We thought the actress to be (she, her), but we weren't sure.

From natural intuition, I inferred that it must be 'her', but the book claims 'she' as the answer. Any reason for this? Some insight would really help.

  • According to conventional grammar, if you say 'A is B' both should be in the subject case (as in 'it is I'). So the speaker thought "The actress is she". However, this can seem stilted in everyday conversation. Oct 10, 2018 at 7:59
  • @KateBunting More than just stilted: it’s downright wrong here. The rule is that both A and B should be the same case, but since this is an embedded infinitival clause, A (“the actress”) is in the oblique case so the complement should be as well. If you switch the two around, you get “They thought her (not *she) to be the actress”. The book doesn’t know the grammar it’s purporting to teach; it’s simple hypercorrection. Oct 10, 2018 at 8:03
  • On a different language site, the same example is cited, but the answer given is "her" See– forum.wordreference.com/threads/to-be-she-or-to-be-her.3063725
    – Mari-Lou A
    Oct 10, 2018 at 8:11
  • Another questioner on another different site (2012) says the question is from …*word power made easy* and the book specifically says that she is incorrect. PLEASE double check that the answer supplied by the same book as yours is indeed "she".
    – Mari-Lou A
    Oct 10, 2018 at 8:15
  • See I didn't realise it was him Oct 10, 2018 at 9:09

1 Answer 1


The book in fact says that her is correct. That's question 7, and the correct answer for 7 is her.

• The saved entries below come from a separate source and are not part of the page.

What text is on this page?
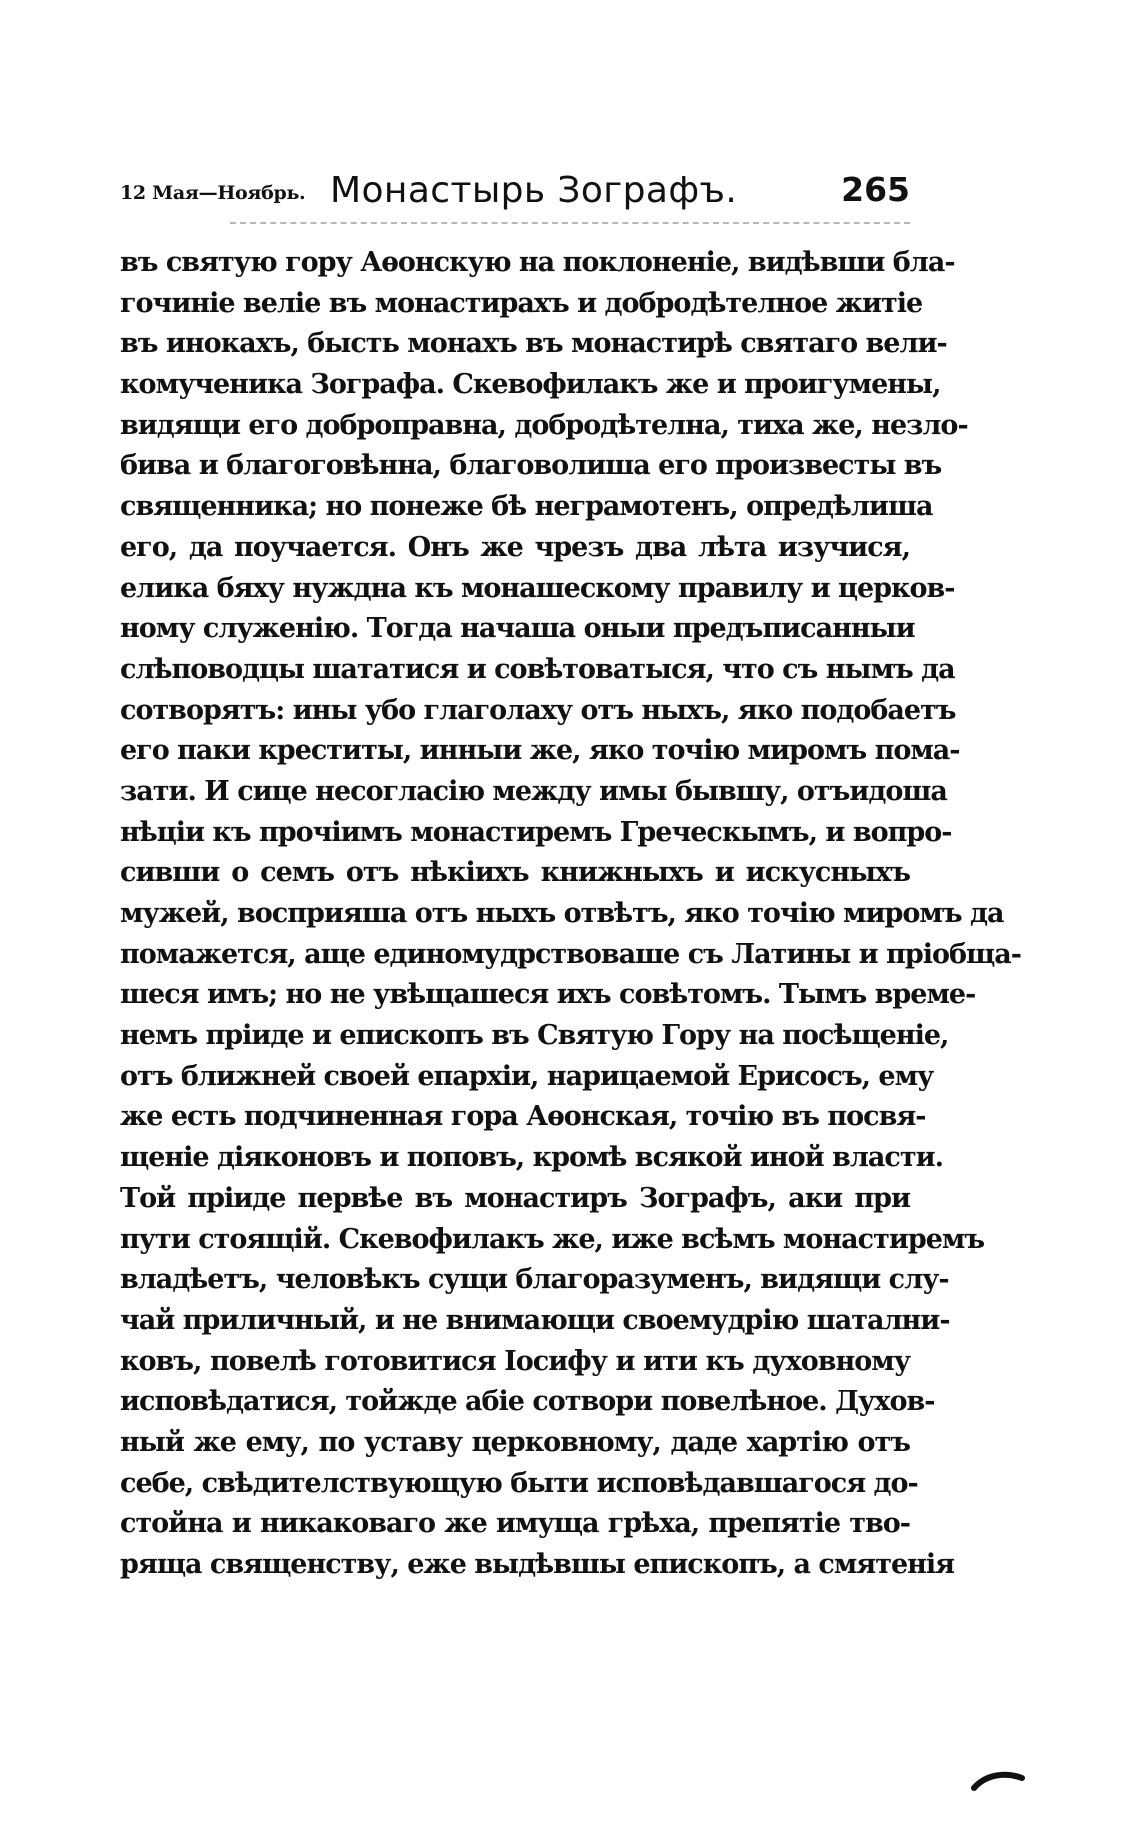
12 Мая—Ноябрь. Монастырь Зографъ.	265
въ святую гору Аѳонскую на поклоненіе, видѣвши бла-
гочиніе веліе въ монастирахъ и добродѣтелное житіе
въ инокахъ, бысть монахъ въ монастирѣ святаго вели-
комученика Зографа. Скевофилакъ же и проигумены,
видящи его доброправна, добродѣтелна, тиха же, незло-
бива и благоговѣнна, благоволиша его произвесты въ
священника; но понеже бѣ неграмотенъ, опредѣлиша
его, да поучается. Онъ же чрезъ два лѣта изучися,
елика бяху нуждна къ монашескому правилу и церков-
ному служенію. Тогда начаша оныи предъписанныи
слѣповодцы шататися и совѣтоватыся, что съ нымъ да
сотворятъ: ины убо глаголаху отъ ныхъ, яко подобаетъ
его паки креститы, инныи же, яко точію миромъ пома-
зати. И сице несогласію между имы бывшу, отъидоша
нѣціи къ прочіимъ монастиремъ Греческымъ, и вопро-
сивши о семъ отъ нѣкіихъ книжныхъ и искусныхъ
мужей, восприяша отъ ныхъ отвѣтъ, яко точію миромъ да
помажется, аще единомудрствоваше съ Латины и пріобща-
шеся имъ; но не увѣщашеся ихъ совѣтомъ. Тымъ време-
немъ пріиде и епископъ въ Святую Гору на посѣщеніе,
отъ ближней своей епархіи, нарицаемой Ерисосъ, ему
же есть подчиненная гора Аѳонская, точію въ посвя-
щеніе діяконовъ и поповъ, кромѣ всякой иной власти.
Той пріиде первѣе въ монастиръ Зографъ, аки при
пути стоящій. Скевофилакъ же, иже всѣмъ монастиремъ
владѣетъ, человѣкъ сущи благоразуменъ, видящи слу-
чай приличный, и не внимающи своемудрію шатални-
ковъ, повелѣ готовитися Іосифу и ити къ духовному
исповѣдатися, тойжде абіе сотвори повелѣное. Духов-
ный же ему, по уставу церковному, даде хартію отъ
себе, свѣдителствующую быти исповѣдавшагося до-
стойна и никаковаго же имуща грѣха, препятіе тво-
ряща священству, еже выдѣвшы епископъ, а смятенія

Perhaps you confused it with the answer to 8, which is given as she.1 The relevant page is visible on google books: here.

1Question 8 is Was it (she, her) you were talking about?. The answer is given as she, which is correct for the formal style, but in the informal style it is also her. Compare with It is I who love you (formal) and It's me who loves you (informal) (CGEL, p. 459).

Interestingly, none of the three major contemporary comprehensive grammars of English (CGEL, ComGEL, and Longman) contain the construction to be + a personal pronoun with a nominative/accusative distinction.

Of course, as Janus Bahs Jacquet observed in the comments, this construction is a particular case of A is B, and the rule there is that A and B should be in the same case. In your example, A is in the accusative, since it is the direct object of the verb think (We thought her to be him), and so B must be in the accusative (me/her/him/us/them/whom) as well.

There is an ancient grammar that does discuss the particular case under discussion, here:

Perhaps this subject will be more intelligible by observing that the words in the cases preceding and following the verb to be, may be said to be in apposition to each other. Thus, in the sentence, 'I understood it to be him', the words it and him are in apposition; that is, they refer to the same thing, and are in the same case.